Inverbervie, Gourdon, Johnshaven and St Cyrus benefitted from more than £200,000 of regeneration funding over the last three years, councillors have heard.
The Kincardine and Mearns Regeneration Priority Area was intended to encourage and improve social enterprise, transportation, the physical environment and support and develop learning.
In the last three years, £209,000 was allocated to communities in the area’s coastal strip to encourage local partnership working and community capacity building.
Consultation and engagement helped identify and evidence local needs so projects could be developed to address these.
As well as council funding, money was also secured from places such as the LEADER fund, Tullo Community Benefit Funds, the Scottish Government and STV People’s Millions.
The council’s new Regeneration Strategy for the region focuses on Fraserburgh as the area of greatest need and regeneration.
While money is no longer available in the Kincardine and Mearns Regeneration Priority Area, work will continue through local community planning groups, council services, partner agencies and community groups.
Members of the Kincardine and Mearns Area Committee recently received a report outlining the impact regeneration work has had on communities.
Work in 2012/13 included a Wheels 2 Work scheme offering four mopeds for hire to local residents, a bicycle recycling project involving adults with learning difficulties and Mearns Commonwheels, offering two vehicles for public hire.

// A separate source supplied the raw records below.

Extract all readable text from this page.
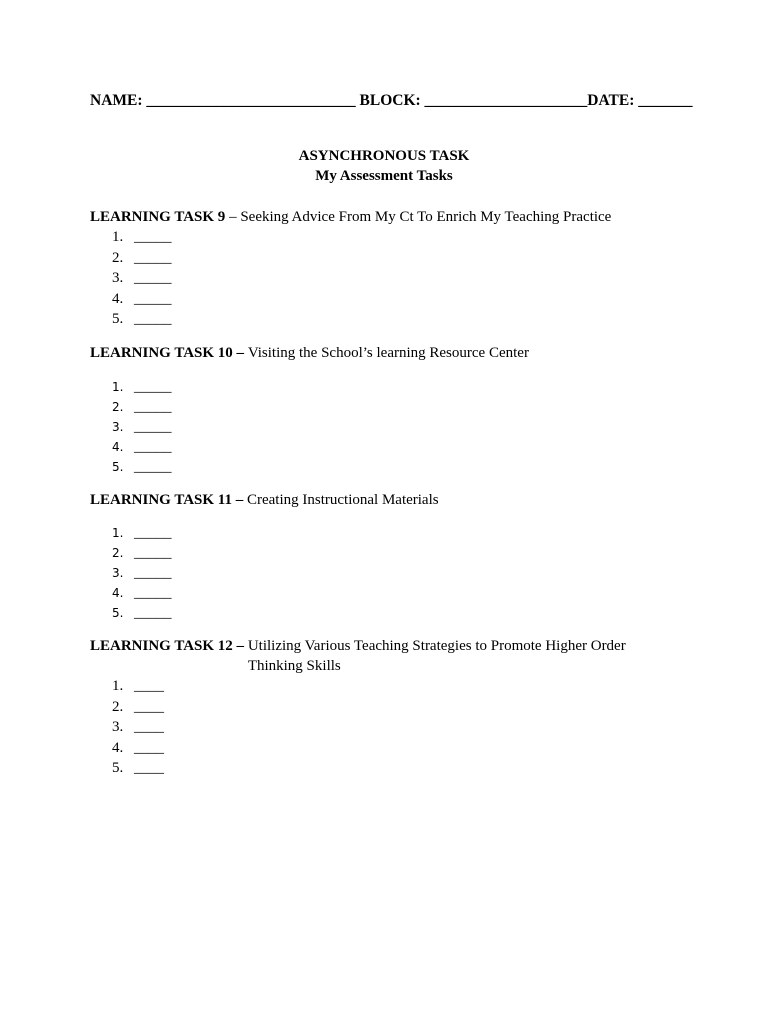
NAME: ___________________________ BLOCK: _____________________DATE: _______
ASYNCHRONOUS TASK
My Assessment Tasks
LEARNING TASK 9 – Seeking Advice From My Ct To Enrich My Teaching Practice
1. _____
2. _____
3. _____
4. _____
5. _____
LEARNING TASK 10 –
Visiting the School’s learning Resource Center
1. _____
2. _____
3. _____
4. _____
5. _____
LEARNING TASK 11 –
Creating Instructional Materials
1. _____
2. _____
3. _____
4. _____
5. _____
LEARNING TASK 12 –
Utilizing Various Teaching Strategies to Promote Higher Order Thinking Skills
1. ____
2. ____
3. ____
4. ____
5. ____
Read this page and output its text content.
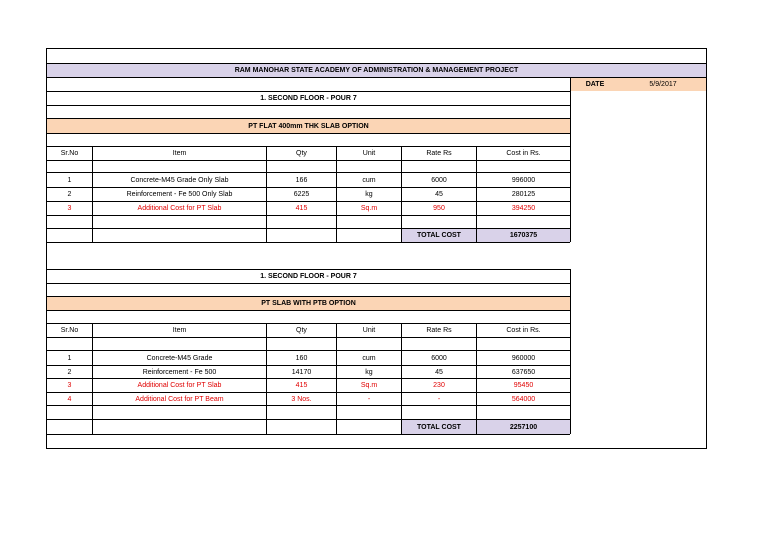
RAM MANOHAR STATE ACADEMY OF ADMINISTRATION & MANAGEMENT PROJECT
DATE	5/9/2017
1. SECOND FLOOR - POUR 7
PT FLAT 400mm THK SLAB OPTION
Sr.No	Item	Qty	Unit	Rate Rs	Cost in Rs.
1	Concrete-M45 Grade Only Slab	166	cum	6000	996000
2	Reinforcement - Fe 500 Only Slab	6225	kg	45	280125
3	Additional Cost for PT Slab	415	Sq.m	950	394250
TOTAL COST	1670375
1. SECOND FLOOR - POUR 7
PT SLAB WITH PTB OPTION
Sr.No	Item	Qty	Unit	Rate Rs	Cost in Rs.
1	Concrete-M45 Grade	160	cum	6000	960000
2	Reinforcement - Fe 500	14170	kg	45	637650
3	Additional Cost for PT Slab	415	Sq.m	230	95450
4	Additional Cost for PT Beam	3 Nos.	-	-	564000
TOTAL COST	2257100
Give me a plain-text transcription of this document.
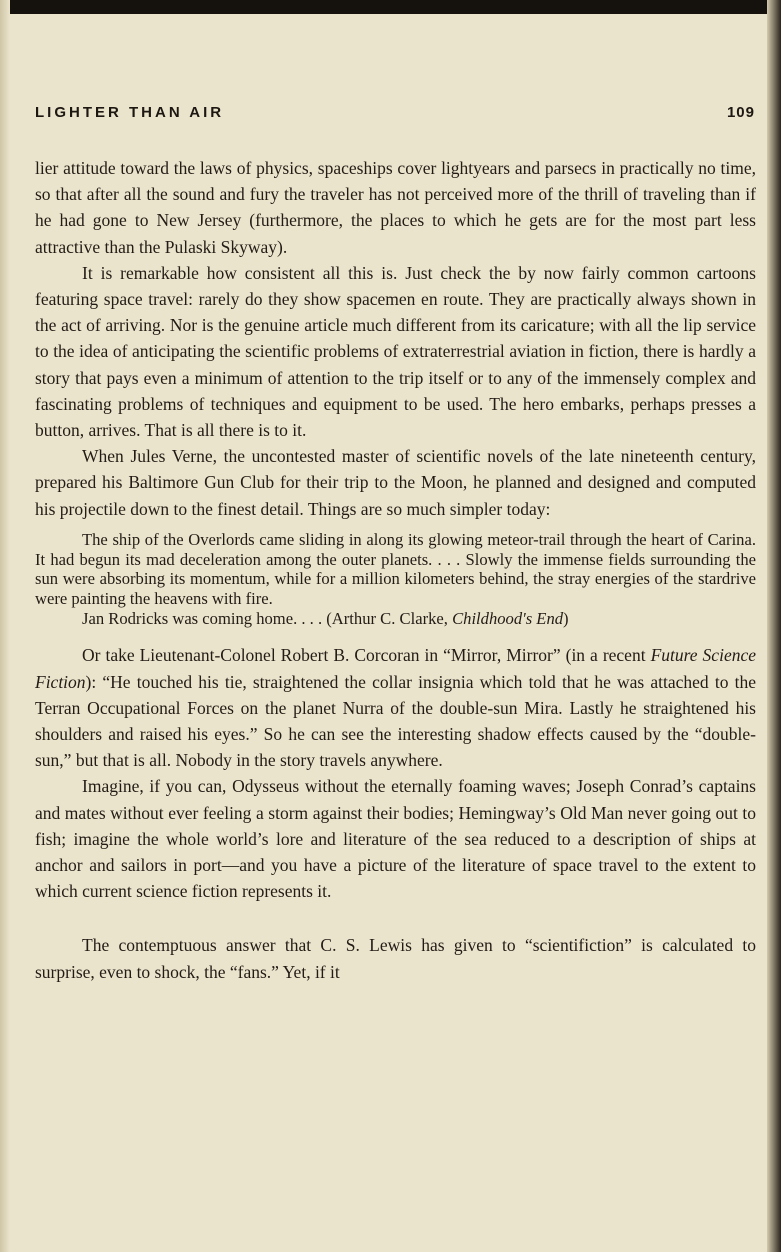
LIGHTER THAN AIR	109

lier attitude toward the laws of physics, spaceships cover lightyears and parsecs in practically no time, so that after all the sound and fury the traveler has not perceived more of the thrill of traveling than if he had gone to New Jersey (furthermore, the places to which he gets are for the most part less attractive than the Pulaski Skyway).

It is remarkable how consistent all this is. Just check the by now fairly common cartoons featuring space travel: rarely do they show spacemen en route. They are practically always shown in the act of arriving. Nor is the genuine article much different from its caricature; with all the lip service to the idea of anticipating the scientific problems of extraterrestrial aviation in fiction, there is hardly a story that pays even a minimum of attention to the trip itself or to any of the immensely complex and fascinating problems of techniques and equipment to be used. The hero embarks, perhaps presses a button, arrives. That is all there is to it.

When Jules Verne, the uncontested master of scientific novels of the late nineteenth century, prepared his Baltimore Gun Club for their trip to the Moon, he planned and designed and computed his projectile down to the finest detail. Things are so much simpler today:

The ship of the Overlords came sliding in along its glowing meteor-trail through the heart of Carina. It had begun its mad deceleration among the outer planets. . . . Slowly the immense fields surrounding the sun were absorbing its momentum, while for a million kilometers behind, the stray energies of the stardrive were painting the heavens with fire.

Jan Rodricks was coming home. . . . (Arthur C. Clarke, Childhood's End)

Or take Lieutenant-Colonel Robert B. Corcoran in “Mirror, Mirror” (in a recent Future Science Fiction): “He touched his tie, straightened the collar insignia which told that he was attached to the Terran Occupational Forces on the planet Nurra of the double-sun Mira. Lastly he straightened his shoulders and raised his eyes.” So he can see the interesting shadow effects caused by the “double-sun,” but that is all. Nobody in the story travels anywhere.

Imagine, if you can, Odysseus without the eternally foaming waves; Joseph Conrad’s captains and mates without ever feeling a storm against their bodies; Hemingway’s Old Man never going out to fish; imagine the whole world’s lore and literature of the sea reduced to a description of ships at anchor and sailors in port—and you have a picture of the literature of space travel to the extent to which current science fiction represents it.

The contemptuous answer that C. S. Lewis has given to “scientifiction” is calculated to surprise, even to shock, the “fans.” Yet, if it
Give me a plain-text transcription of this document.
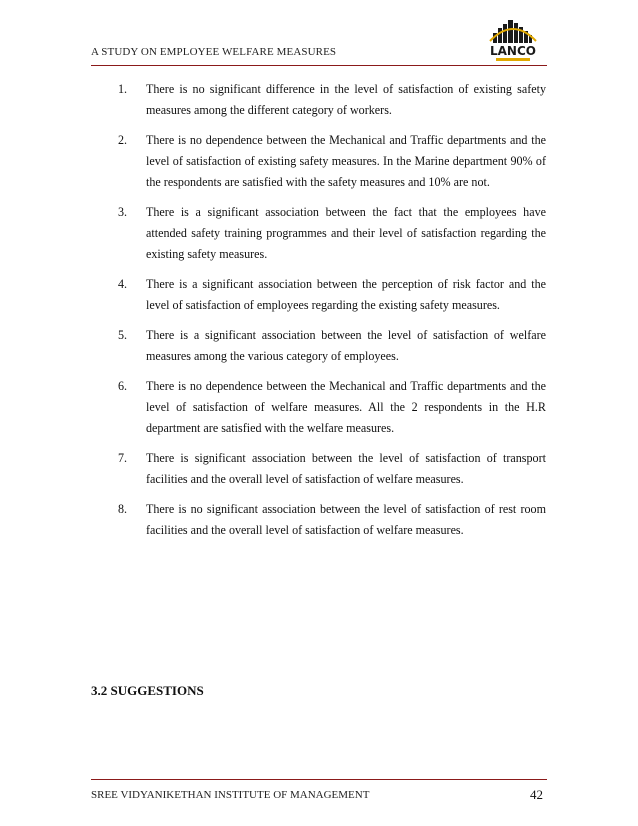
A STUDY ON EMPLOYEE WELFARE MEASURES	LANCO
1.	There is no significant difference in the level of satisfaction of existing safety measures among the different category of workers.
2.	There is no dependence between the Mechanical and Traffic departments and the level of satisfaction of existing safety measures. In the Marine department 90% of the respondents are satisfied with the safety measures and 10% are not.
3.	There is a significant association between the fact that the employees have attended safety training programmes and their level of satisfaction regarding the existing safety measures.
4.	There is a significant association between the perception of risk factor and the level of satisfaction of employees regarding the existing safety measures.
5.	There is a significant association between the level of satisfaction of welfare measures among the various category of employees.
6.	There is no dependence between the Mechanical and Traffic departments and the level of satisfaction of welfare measures. All the 2 respondents in the H.R department are satisfied with the welfare measures.
7.	There is significant association between the level of satisfaction of transport facilities and the overall level of satisfaction of welfare measures.
8.	There is no significant association between the level of satisfaction of rest room facilities and the overall level of satisfaction of welfare measures.
3.2 SUGGESTIONS
SREE VIDYANIKETHAN INSTITUTE OF MANAGEMENT	42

Coastal path improvements and refurbishment of the Maggie Law museum in Gourdon were funded, as well as the restoration of the Farquhar Memorial and other environmental enhancements at Gourdon Harbour.
A Small Village Grant Scheme enabled some of the smaller projects to progress and has been a valuable resource, seeing the refurbishment of the kitchen at Inverbervie Burgh Hall and supplying a laptop to St Cyrus Playgroup, amongst other projects.
Engagement through newsletters, public events, meetings and publicity has been a key factor in the successful delivery of the work, and as a result an improved coastal communications network has been established.
It is hoped this will offer the opportunity to build on existing work and ensure the council can continue to support ventures where required.
“This has been a good example of community planning in action, bringing together various agencies and members of the community to identify local needs and to try to address them,” said Kincardine and Mearns Area Committee chair, Carl Nelson.
“While the regeneration funding has made a substantial difference to local coastal communities, the work will not stop here.”
Vice chair, Peter Bellarby, said: “Many of the projects which have been started will continue, securing funding from other sources and continuing to benefit from the determination and effort put in by local communities.
“The achievements made in making a visible improvement to these communities using this regeneration funding are testament to the energy of local people, who often give their time and effort simply for the benefit of others.”